Stille und leise Erzählung - manchmal etwas zu still...
Walter Kappacher ist für seinen leisen Erzählstil und feine, einfache Sprache bekannt. In "Land der roten Steine" lässt er den alternden Wessely, der Arzt im bekannten Kurort Bad Gastein ist, sein Leben Revue passieren. Er will sich aufmachen in den Südwesten der USA, ins Canyonland, um über sein Leben nachzudenken.
Und so begleitet der Leser Wessely von Bad Gastein nach Utah und wieder zurück. In ganze drei Kapitel ist das Buch unterteilt und im ersten ist Michael Wessely bereits zurück aus den Staaten und fühlt sich plötzlich nur noch vom Tod umgeben.
Beginnend mit dem ersten Kapitel "Vita nuova" (das neue Leben) im personalen Erzählstil, wechselt sich dieser ab mit Wesselys Ich-Perspektive. So beginnt der Protagonist plötzlich mit Hans, einem Freund, zu sprechen, der ihm jedoch nie mehr gegenüberstehen wird. Er berichtet über seine Gedanken und Empfindungen und man spürt mit ihm, wie er mit sich selbst und seinem Leben hadert, alles hinterfragt, als er konfrontiert wird mit dem Abschiednehmen, dem Endgültigen. Die immens empathische Erzählweise lässt den Gedanken aufkommen, Kappachers Geschichte sei autobiografisch – was sie aber nicht ist.

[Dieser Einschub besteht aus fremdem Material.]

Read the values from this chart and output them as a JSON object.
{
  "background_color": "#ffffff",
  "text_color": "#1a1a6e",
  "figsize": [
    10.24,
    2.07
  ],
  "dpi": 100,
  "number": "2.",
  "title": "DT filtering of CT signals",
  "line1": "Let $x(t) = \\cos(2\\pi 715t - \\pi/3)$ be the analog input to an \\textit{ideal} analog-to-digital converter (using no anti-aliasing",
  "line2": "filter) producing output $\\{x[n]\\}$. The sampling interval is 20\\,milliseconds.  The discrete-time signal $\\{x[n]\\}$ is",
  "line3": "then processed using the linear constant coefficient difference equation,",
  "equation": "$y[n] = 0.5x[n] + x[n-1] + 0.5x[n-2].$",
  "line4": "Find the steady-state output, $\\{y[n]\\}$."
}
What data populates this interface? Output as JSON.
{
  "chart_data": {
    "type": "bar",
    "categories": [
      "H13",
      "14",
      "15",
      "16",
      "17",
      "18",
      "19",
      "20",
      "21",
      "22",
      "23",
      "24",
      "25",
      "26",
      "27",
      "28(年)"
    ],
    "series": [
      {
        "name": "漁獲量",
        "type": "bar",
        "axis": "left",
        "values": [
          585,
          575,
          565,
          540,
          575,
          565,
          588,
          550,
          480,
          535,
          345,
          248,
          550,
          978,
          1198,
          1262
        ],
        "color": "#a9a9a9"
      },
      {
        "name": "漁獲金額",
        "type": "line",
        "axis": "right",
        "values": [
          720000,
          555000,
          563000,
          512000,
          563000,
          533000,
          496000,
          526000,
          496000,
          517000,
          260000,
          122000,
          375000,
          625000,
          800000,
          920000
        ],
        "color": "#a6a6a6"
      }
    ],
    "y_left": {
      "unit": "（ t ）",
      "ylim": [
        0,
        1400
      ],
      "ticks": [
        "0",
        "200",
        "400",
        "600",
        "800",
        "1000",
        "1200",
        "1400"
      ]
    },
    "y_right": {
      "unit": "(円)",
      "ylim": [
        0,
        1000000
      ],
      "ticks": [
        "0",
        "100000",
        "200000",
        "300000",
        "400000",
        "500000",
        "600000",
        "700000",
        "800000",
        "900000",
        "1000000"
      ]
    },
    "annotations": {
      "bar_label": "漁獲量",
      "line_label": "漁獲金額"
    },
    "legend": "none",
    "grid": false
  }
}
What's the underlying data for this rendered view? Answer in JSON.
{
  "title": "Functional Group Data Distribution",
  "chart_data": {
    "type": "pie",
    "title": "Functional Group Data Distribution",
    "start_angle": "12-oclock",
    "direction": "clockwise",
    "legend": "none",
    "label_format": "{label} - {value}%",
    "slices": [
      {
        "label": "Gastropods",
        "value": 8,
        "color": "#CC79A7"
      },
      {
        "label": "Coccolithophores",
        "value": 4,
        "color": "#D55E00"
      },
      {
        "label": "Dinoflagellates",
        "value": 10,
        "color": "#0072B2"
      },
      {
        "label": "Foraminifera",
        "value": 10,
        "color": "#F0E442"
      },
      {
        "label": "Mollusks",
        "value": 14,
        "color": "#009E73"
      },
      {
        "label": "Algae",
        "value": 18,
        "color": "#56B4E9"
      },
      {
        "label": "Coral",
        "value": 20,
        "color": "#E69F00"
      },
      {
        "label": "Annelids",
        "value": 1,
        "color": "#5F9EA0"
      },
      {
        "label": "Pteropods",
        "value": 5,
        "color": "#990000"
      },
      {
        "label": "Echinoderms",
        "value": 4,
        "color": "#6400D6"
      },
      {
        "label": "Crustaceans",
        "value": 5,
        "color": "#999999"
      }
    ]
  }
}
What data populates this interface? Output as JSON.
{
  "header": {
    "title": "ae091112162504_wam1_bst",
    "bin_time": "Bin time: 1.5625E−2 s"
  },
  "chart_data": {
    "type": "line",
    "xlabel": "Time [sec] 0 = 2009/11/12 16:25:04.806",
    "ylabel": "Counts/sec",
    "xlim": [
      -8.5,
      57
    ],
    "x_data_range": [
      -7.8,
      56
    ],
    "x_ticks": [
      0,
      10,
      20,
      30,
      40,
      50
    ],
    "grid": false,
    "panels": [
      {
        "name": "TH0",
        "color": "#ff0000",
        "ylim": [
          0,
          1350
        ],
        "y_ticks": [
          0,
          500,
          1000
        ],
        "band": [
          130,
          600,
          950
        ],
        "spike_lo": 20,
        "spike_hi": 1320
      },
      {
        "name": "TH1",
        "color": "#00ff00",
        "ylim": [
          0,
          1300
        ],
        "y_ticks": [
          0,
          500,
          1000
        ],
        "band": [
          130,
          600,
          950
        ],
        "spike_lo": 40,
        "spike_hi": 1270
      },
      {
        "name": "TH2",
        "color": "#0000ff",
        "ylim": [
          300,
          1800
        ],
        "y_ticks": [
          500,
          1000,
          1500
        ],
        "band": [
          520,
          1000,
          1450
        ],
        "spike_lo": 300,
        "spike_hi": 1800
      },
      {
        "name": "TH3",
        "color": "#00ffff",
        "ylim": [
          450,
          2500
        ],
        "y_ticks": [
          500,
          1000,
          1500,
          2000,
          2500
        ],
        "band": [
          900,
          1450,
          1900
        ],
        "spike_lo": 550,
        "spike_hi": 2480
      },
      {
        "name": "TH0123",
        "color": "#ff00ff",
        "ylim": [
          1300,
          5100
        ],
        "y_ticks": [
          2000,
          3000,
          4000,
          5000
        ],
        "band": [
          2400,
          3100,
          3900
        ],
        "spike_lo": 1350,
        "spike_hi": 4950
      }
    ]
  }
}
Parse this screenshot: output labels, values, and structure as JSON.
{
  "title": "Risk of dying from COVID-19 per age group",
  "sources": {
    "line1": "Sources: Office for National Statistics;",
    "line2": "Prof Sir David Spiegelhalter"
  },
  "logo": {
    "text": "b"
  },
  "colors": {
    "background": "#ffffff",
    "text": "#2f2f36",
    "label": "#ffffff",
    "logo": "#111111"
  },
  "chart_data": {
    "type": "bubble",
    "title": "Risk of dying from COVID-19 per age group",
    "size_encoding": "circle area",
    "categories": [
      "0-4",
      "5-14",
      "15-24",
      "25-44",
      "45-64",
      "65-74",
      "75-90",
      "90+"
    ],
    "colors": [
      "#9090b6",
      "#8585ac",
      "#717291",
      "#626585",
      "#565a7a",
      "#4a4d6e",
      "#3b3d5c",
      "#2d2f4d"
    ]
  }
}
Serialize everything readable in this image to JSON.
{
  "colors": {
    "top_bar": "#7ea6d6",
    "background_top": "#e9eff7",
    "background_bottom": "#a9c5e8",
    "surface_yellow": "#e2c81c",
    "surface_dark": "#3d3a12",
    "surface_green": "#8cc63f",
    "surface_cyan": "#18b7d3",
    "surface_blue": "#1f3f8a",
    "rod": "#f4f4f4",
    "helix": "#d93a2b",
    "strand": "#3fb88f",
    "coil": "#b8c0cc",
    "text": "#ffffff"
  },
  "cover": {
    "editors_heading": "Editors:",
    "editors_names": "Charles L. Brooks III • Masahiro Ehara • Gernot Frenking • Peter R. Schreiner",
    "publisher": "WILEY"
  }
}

Das zweite Kapitel "De vita beata" (vom glücklichen Leben) beginnt ebenso berührend, feinfühlig und reliefartig. Der Autor wird aber detailverliebter, beschreibt aufs Ausführlichste die Reise mit seinem Jeep-Fahrer Everett Kish. Bild- und farbgewaltig entsteht die Landschaft des Canyon vor dem geistigen Auge und man spürt die Hitze ebenso wie den feinen, roten Staub des Gesteins und der Erde. Allerdings läuft Kappacher auch etwas Gefahr, sich gar zu sehr in Details zu verheddern, allzu lange in bestimmten Szenerien hängenzubleiben und so den einen oder anderen Leser gar zu langweilen. Eine gefährliche Gratwanderung, die wohl - trotz der hervorragenden Sprache und der brillanten Ausführlichkeit der Erzählkunst – nicht jeder Leser gewillt sein wird, mitzugehen. Und dennoch sei jedem empfohlen, die kleineren "Durststrecken" durchzustehen, denn man wird belohnt mit sprachlich so facettenreicher Schilderung der Landschaft, dass diese cineastische Dimensionen annimmt.
Und dann gibt es noch das dritte und letzte Kapitel, "La vita breve" (das kurze Leben). In diesem Teil zieht Wessely sein Resümee. Noch einmal wird die Reise ins Canyonland in einzelnen Sequenzen eingeblendet und Kappacher zieht auch das Tempo – wenngleich sehr gemächlich – wieder etwas an.
Ein Buch über Verlust und Loslassen, über "mit sich selbst ins Reine kommen", quasi eine Inventur des eigenen Lebens. Unaufdringlich, durchdacht und den Nerv der Zeit treffend. Walter Kappachers Buch sei Lesern empfohlen, die das Spiel der Sprache lieben und die feine, wohlklingende Melodie zwischen den Worten hören können.
Und letztendlich bleibt dennoch die Frage: Gibt es das absolut erfüllte Leben?